MOSCOW (Reuters) - Russian President Vladimir Putin appealed for privacy for his family on Thursday, saying he feared being candid on the subject could deprive his two grandchildren of a normal childhood.

Putin, who is divorced, has two daughters, Katerina and Maria, and is famously reluctant to discuss them or any aspect of his own personal life.

"As for my grandchildren, one already attends nursery school," said Putin, when asked about his family in a televised question and answer session with voters ahead of a presidential election next year.

"The thing is I don't want them to grow up like princes. I want them to be normal people. And for that they need ordinary, normal communication with other children."

For that reason, he said he preferred not to disclose their names and ages.
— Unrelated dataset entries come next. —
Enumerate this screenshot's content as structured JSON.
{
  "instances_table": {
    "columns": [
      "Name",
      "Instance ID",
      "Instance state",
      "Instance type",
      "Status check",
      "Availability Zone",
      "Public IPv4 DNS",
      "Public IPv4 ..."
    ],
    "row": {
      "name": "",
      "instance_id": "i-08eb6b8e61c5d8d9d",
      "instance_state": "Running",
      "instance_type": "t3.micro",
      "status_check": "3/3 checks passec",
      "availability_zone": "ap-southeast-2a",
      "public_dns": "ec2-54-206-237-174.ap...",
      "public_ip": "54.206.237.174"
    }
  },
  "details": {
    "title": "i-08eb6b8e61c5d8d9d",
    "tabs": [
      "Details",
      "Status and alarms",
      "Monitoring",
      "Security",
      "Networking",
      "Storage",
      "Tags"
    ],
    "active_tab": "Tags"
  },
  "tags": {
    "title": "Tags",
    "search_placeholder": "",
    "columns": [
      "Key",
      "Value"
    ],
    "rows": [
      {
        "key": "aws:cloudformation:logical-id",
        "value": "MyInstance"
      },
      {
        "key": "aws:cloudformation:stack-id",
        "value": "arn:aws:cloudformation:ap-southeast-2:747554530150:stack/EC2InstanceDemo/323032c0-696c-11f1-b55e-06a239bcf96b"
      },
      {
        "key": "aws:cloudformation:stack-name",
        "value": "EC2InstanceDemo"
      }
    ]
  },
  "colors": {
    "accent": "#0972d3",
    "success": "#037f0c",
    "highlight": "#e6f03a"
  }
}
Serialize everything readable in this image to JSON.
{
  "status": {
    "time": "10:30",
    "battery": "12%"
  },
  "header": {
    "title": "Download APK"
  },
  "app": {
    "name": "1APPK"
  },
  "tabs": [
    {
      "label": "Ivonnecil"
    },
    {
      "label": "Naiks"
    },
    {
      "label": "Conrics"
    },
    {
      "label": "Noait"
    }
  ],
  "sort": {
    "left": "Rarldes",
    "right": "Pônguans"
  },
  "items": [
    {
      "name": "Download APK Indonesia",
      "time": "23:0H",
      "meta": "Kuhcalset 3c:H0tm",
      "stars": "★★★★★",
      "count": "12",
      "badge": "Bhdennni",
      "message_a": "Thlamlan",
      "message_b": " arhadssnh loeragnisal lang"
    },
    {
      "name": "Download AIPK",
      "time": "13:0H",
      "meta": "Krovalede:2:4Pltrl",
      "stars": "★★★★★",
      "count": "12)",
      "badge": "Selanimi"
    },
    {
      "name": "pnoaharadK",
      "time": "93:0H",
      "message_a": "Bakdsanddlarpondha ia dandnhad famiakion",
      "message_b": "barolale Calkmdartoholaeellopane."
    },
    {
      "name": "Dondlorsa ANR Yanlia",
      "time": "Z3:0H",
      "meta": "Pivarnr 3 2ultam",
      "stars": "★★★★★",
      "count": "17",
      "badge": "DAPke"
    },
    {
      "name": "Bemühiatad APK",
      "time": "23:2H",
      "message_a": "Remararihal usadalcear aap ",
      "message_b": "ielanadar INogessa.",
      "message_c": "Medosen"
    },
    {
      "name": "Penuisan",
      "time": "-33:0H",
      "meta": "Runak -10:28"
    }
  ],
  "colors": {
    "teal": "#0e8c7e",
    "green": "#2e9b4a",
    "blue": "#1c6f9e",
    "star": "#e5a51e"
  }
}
"They would be immediately identified and not left in peace. It would damage the children's development. I ask you to understand me and to treat this position with understanding," he said.

Putin also touched on the subject of his daughters saying that, despite what he called rumors, they both lived in Moscow.

"My daughters are involved in science and in education. They don't interfere in anything, including politics. They live normally."

Reuters has reported that Putin's daughter Katerina works in a senior post at Moscow State University and that she has described herself as the spouse of Kirill Shamalov, a shareholder in petrochemicals company Sibur.

Kirill is the son of Nikolai Shamalov, a longtime friend of the president. Shamalov senior is a shareholder in Bank Rossiya, which U.S. officials have described as the personal bank of the Russian elite.

Reuters has also reported that a number of firms and individuals close to the Kremlin were providing support to a project Katerina oversees at the university, and to the All-Russian Acrobatic Rock'n'Roll Federation, in which she is involved.